Saturday, February 6, 2010

Faulkner's home town goes "wet"

That means it will soon be legal to buy beer and wine coolers in New Albany, Mississippi, population 7,607. Wine and liquor will still not be allowed. Read the New York Times report here. New Albany is in Union County, which is contiguous with Lafayette County, the home of Oxford and Ole Miss. William Faulkner was born in New Albany, but his family soon moved to Oxford, where he once campaigned unsuccessfully for Lafayette County to go wet.

The NYT story explains that about a third of Mississippi counties are still "dry," and it also notes the significant role of religion in local battles like this. Here's an excerpt.

“Union County has always pretty much had the reputation of being the wettest dry county in the state,” said William O. Rutledge III, a lawyer who tried to overturn the liquor ban more than three decades ago, when he owned one of New Albany’s newspapers.

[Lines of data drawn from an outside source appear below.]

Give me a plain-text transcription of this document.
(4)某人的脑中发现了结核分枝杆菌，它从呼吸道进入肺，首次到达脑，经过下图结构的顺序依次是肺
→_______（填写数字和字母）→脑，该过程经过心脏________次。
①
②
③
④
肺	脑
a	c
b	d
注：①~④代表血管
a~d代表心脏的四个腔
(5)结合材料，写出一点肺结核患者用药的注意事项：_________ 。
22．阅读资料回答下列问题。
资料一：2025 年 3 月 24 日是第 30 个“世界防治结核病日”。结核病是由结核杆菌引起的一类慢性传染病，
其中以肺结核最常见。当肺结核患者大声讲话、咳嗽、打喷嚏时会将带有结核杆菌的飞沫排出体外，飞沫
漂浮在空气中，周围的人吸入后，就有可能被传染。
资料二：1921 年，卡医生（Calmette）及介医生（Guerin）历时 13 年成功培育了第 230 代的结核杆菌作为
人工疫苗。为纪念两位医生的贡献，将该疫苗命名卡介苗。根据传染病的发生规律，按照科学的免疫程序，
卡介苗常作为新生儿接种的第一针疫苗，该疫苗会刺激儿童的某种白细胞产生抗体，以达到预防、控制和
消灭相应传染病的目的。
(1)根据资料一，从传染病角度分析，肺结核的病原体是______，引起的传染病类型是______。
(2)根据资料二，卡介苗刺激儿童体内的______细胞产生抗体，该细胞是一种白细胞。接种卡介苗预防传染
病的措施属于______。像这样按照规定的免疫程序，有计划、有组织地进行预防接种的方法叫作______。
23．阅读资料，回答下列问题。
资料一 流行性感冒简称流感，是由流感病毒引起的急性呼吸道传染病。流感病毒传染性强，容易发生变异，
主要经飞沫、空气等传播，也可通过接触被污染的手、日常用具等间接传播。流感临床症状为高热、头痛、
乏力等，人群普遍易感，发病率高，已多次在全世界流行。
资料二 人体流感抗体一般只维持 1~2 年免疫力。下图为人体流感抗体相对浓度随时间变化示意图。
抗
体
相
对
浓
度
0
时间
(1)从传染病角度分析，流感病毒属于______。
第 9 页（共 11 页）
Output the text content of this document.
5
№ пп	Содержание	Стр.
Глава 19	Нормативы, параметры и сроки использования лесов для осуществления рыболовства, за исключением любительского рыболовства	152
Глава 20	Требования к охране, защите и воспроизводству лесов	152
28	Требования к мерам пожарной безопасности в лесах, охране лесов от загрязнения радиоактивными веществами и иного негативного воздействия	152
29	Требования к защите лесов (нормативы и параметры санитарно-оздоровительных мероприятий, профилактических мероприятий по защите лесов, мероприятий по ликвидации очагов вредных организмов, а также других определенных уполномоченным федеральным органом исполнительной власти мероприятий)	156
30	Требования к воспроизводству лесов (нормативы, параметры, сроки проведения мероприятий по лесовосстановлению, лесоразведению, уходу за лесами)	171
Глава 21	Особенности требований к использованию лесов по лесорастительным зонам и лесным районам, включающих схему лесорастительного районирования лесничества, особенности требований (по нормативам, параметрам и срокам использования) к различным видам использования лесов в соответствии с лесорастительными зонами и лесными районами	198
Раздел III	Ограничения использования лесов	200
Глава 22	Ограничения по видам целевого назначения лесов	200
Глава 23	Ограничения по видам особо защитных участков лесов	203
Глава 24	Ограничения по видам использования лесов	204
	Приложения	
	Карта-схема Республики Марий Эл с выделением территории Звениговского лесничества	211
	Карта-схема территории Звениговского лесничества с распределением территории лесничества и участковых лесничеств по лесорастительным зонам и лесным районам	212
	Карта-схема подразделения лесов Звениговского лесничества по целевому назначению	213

It was Mr. Rutledge’s 25-year-old son, Logan, a hospitality-management major from the University of Mississippi in Oxford, who led the fight for the beer ordinance.

The main argument for the pro-beer forces, New Albany Citizens for Progress, was along the maxim attributed to Faulkner that civilization begins with distillation: the city, whose population is about 8,000, would never grow without nice restaurants, and nice restaurants would never arrive if they could not serve alcohol.

I grew up in a dry county in Arkansas--and it's still a dry county, but I remember how divisive this issue was the one time it was raised in any serious way during my childhood. A "newcomer" who advocated for a vote on the wet-dry issue was depicted as a heathen, even though she was a pianist at a local church.